First, now that Hillary Clinton has turned over her personal server to the FBI, will the Republican-controlled Congress worry more about Benghazi, the email investigation, or something much less important such as, oh, funding the government?
This is going to be a massive cluster, I think. Instead of being out on the hustings, I expect HRC will be hustling her way from one lawyer to the next, or from one hearing to the next just with the Benghazi issue. Assuming Congress wants to look into the email issue in detail (and it's hard to imagine they won't want to), they might let it sit on the back burner for a while, and let her stew in it a bit. Not to worry about that, though, because we can rest assured the press will have lots to say about this. Or at least, lots to ask. "Mrs Clinton, have you heard anything about the investigation? Do you know when you will hear about the investigation? Can you tell us anything about the investigation? FBI sources told us today that there's no news, did you hear the same thing?"

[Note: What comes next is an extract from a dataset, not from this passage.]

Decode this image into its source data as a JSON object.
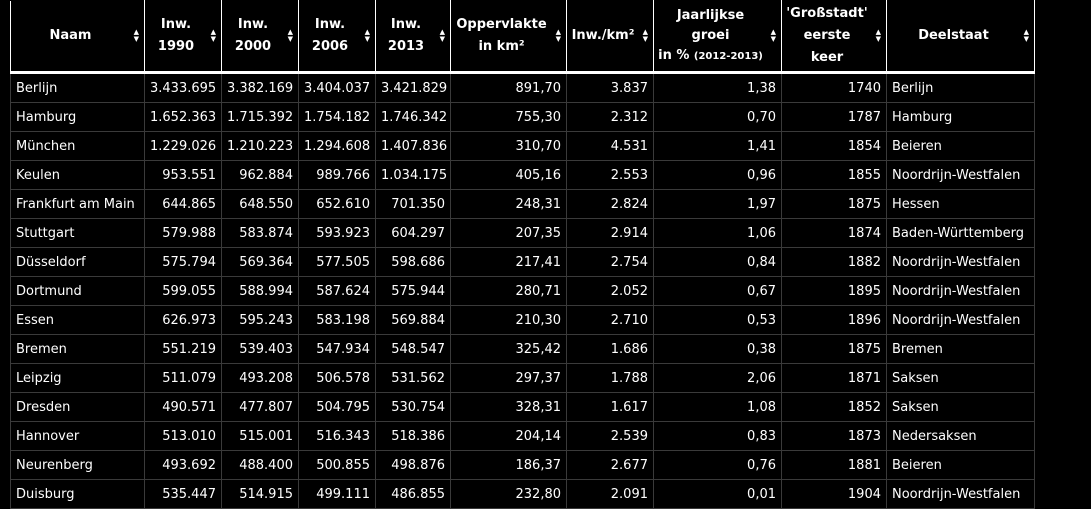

What I find interesting about this investigation is that there are concerns with the security of the Clinton server. We have the concern about security, you see, because a now-classified email was released, for all to see:
One of the emails containing since-classified information was released to the public, prompting the intelligence community to ask the FBI to investigate the possible compromise of classified material. The State Department now has a team of analysts from the intelligence community to review Clinton's emails before any more are released to the public.Of course, the people who are concerned about the Clinton server are the same ones who cannot even secure the State Department's own communication system, or the federal personnel records, or other high-level communications. You don't need to be a rocket scientist (or a hacker) to discover the irony in that.

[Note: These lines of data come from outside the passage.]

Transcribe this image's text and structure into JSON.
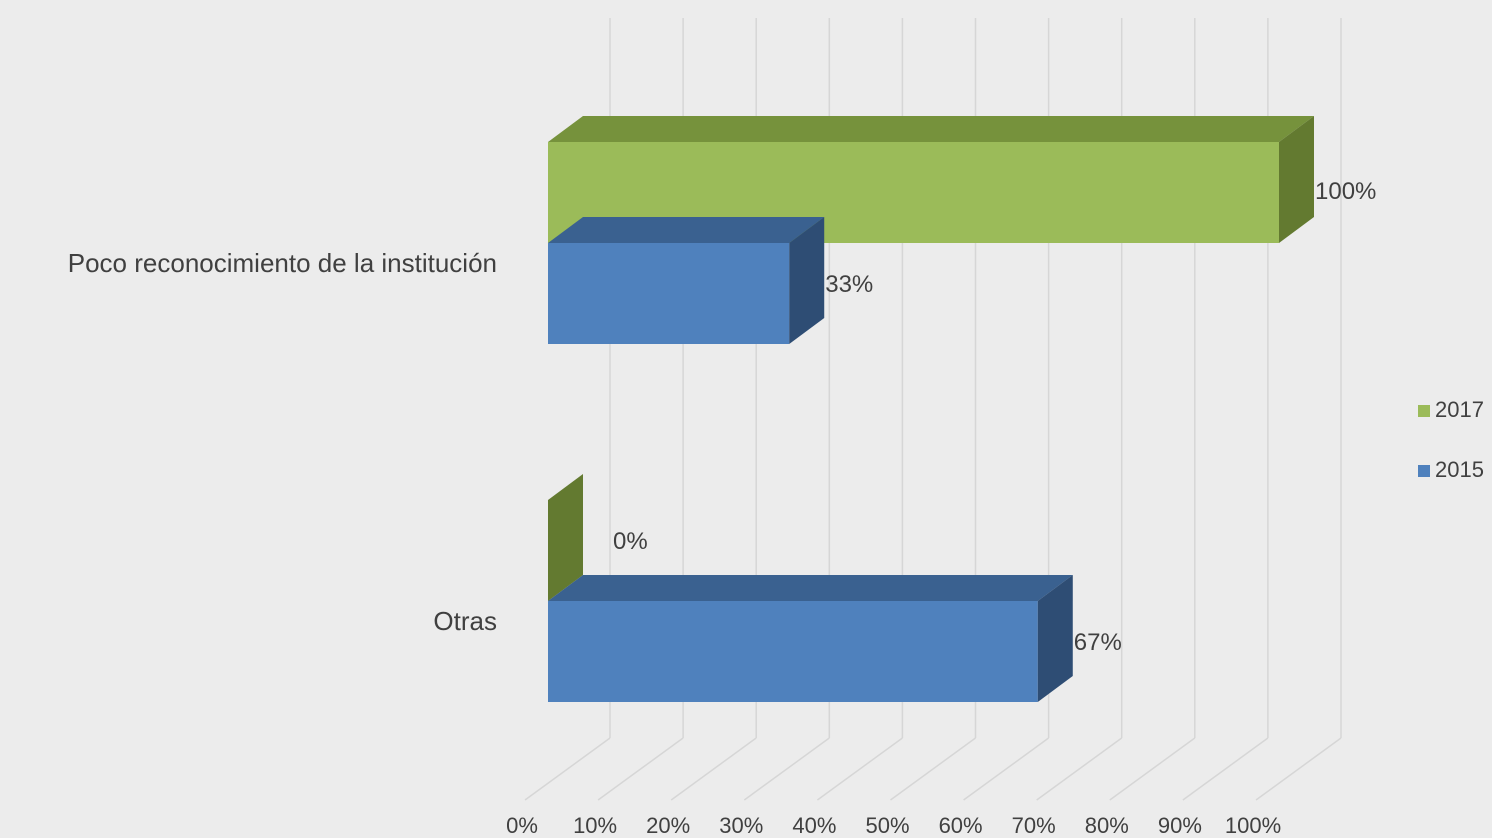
{
  "chart_data": {
    "type": "bar3d",
    "categories": [
      "Poco reconocimiento de la institución",
      "Otras"
    ],
    "series": [
      {
        "name": "2017",
        "color": "#9bbb59",
        "top_color": "#76923c",
        "side_color": "#637a30",
        "values": [
          100,
          0
        ],
        "value_labels": [
          "100%",
          "0%"
        ]
      },
      {
        "name": "2015",
        "color": "#4f81bd",
        "top_color": "#3a6190",
        "side_color": "#2e4d74",
        "values": [
          33,
          67
        ],
        "value_labels": [
          "33%",
          "67%"
        ]
      }
    ],
    "xlim": [
      0,
      100
    ],
    "xticks": [
      {
        "value": 0,
        "label": "0%"
      },
      {
        "value": 10,
        "label": "10%"
      },
      {
        "value": 20,
        "label": "20%"
      },
      {
        "value": 30,
        "label": "30%"
      },
      {
        "value": 40,
        "label": "40%"
      },
      {
        "value": 50,
        "label": "50%"
      },
      {
        "value": 60,
        "label": "60%"
      },
      {
        "value": 70,
        "label": "70%"
      },
      {
        "value": 80,
        "label": "80%"
      },
      {
        "value": 90,
        "label": "90%"
      },
      {
        "value": 100,
        "label": "100%"
      }
    ],
    "grid": true,
    "legend": "right"
  }
}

And, by the way, the State Department is investigating use of "personal communication hardware and software by five secretaries of state and their immediate staffs." I'm wondering if anyone can name the other four?
Here's another question for you. Pretend you were a prisoner in an 'honor block' of a maximum security prison, and you just minded your own business the whole time you were there, and then two other folks in the same block escaped, but you had nothing to do with it. Would you think it was fair if you were subsequently shipped to solitary confinement in a different prison, or stripped of your personal belongings and all of the rewards you earned for years of good behavior? Or maybe interrogated with a bag over your head, or threatened or beaten by guards?

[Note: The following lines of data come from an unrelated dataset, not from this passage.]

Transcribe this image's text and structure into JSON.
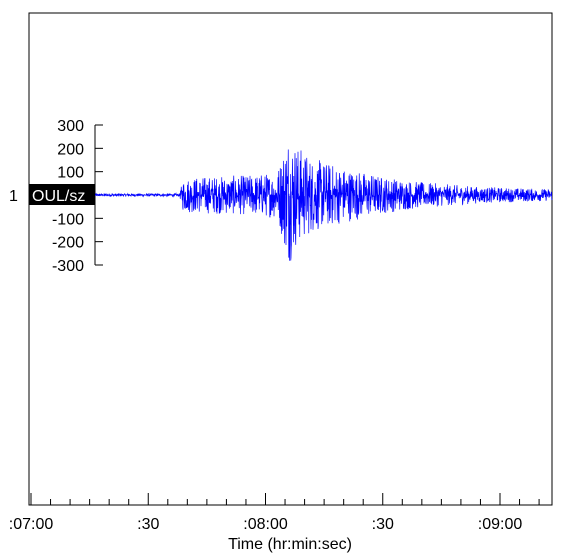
{
  "chart_data": {
    "type": "line",
    "title": "",
    "xlabel": "Time (hr:min:sec)",
    "ylabel": "",
    "trace_number": "1",
    "station_label": "OUL/sz",
    "x_ticks": [
      {
        "label": ":07:00",
        "seconds": 0
      },
      {
        "label": ":30",
        "seconds": 30
      },
      {
        "label": ":08:00",
        "seconds": 60
      },
      {
        "label": ":30",
        "seconds": 90
      },
      {
        "label": ":09:00",
        "seconds": 120
      }
    ],
    "x_range_seconds": [
      0,
      134
    ],
    "y_ticks": [
      300,
      200,
      100,
      0,
      -100,
      -200,
      -300
    ],
    "ylim": [
      -300,
      300
    ],
    "grid": false,
    "legend": "none",
    "series": [
      {
        "color": "#0000ff",
        "envelope": [
          {
            "t": 0,
            "amp": 6
          },
          {
            "t": 38,
            "amp": 7
          },
          {
            "t": 39,
            "amp": 75
          },
          {
            "t": 45,
            "amp": 80
          },
          {
            "t": 55,
            "amp": 85
          },
          {
            "t": 63,
            "amp": 100
          },
          {
            "t": 66,
            "amp": 300
          },
          {
            "t": 68,
            "amp": 220
          },
          {
            "t": 72,
            "amp": 160
          },
          {
            "t": 80,
            "amp": 120
          },
          {
            "t": 90,
            "amp": 80
          },
          {
            "t": 100,
            "amp": 55
          },
          {
            "t": 115,
            "amp": 35
          },
          {
            "t": 134,
            "amp": 25
          }
        ]
      }
    ]
  }
}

These are the kind of things that are being alleged by dozens of prisoners at the Clinton Correctional Facility, according to an investigation by the New York Times. Fortunately, the allegations are being taken seriously; some prisoners indicate they've already had discussions with folks from the Corrections Department's Office of Special Investigations.
I admit to having a healthy bit of skepticism back when the escape happened, and wondered how other prisoners wouldn't have heard the noise or noticed debris - Richard Matt and David Sweat cut through cement walls and metal, for heaven's sake - so it's hard to imagine that someone didn't know something was going on. However, given what's come out in the Times and other outlets about the lack of attention on the part of some of the guards, it seems possible now that maybe no one did know, other than Joyce Mitchell, the love-struck prison employee who recently pleaded guilty to assisting in the escape.
And finally tonight, I'm wondering what be the next to join selling loose cigarettes and now, vandalizing a car dealership, in the list of capital crimes?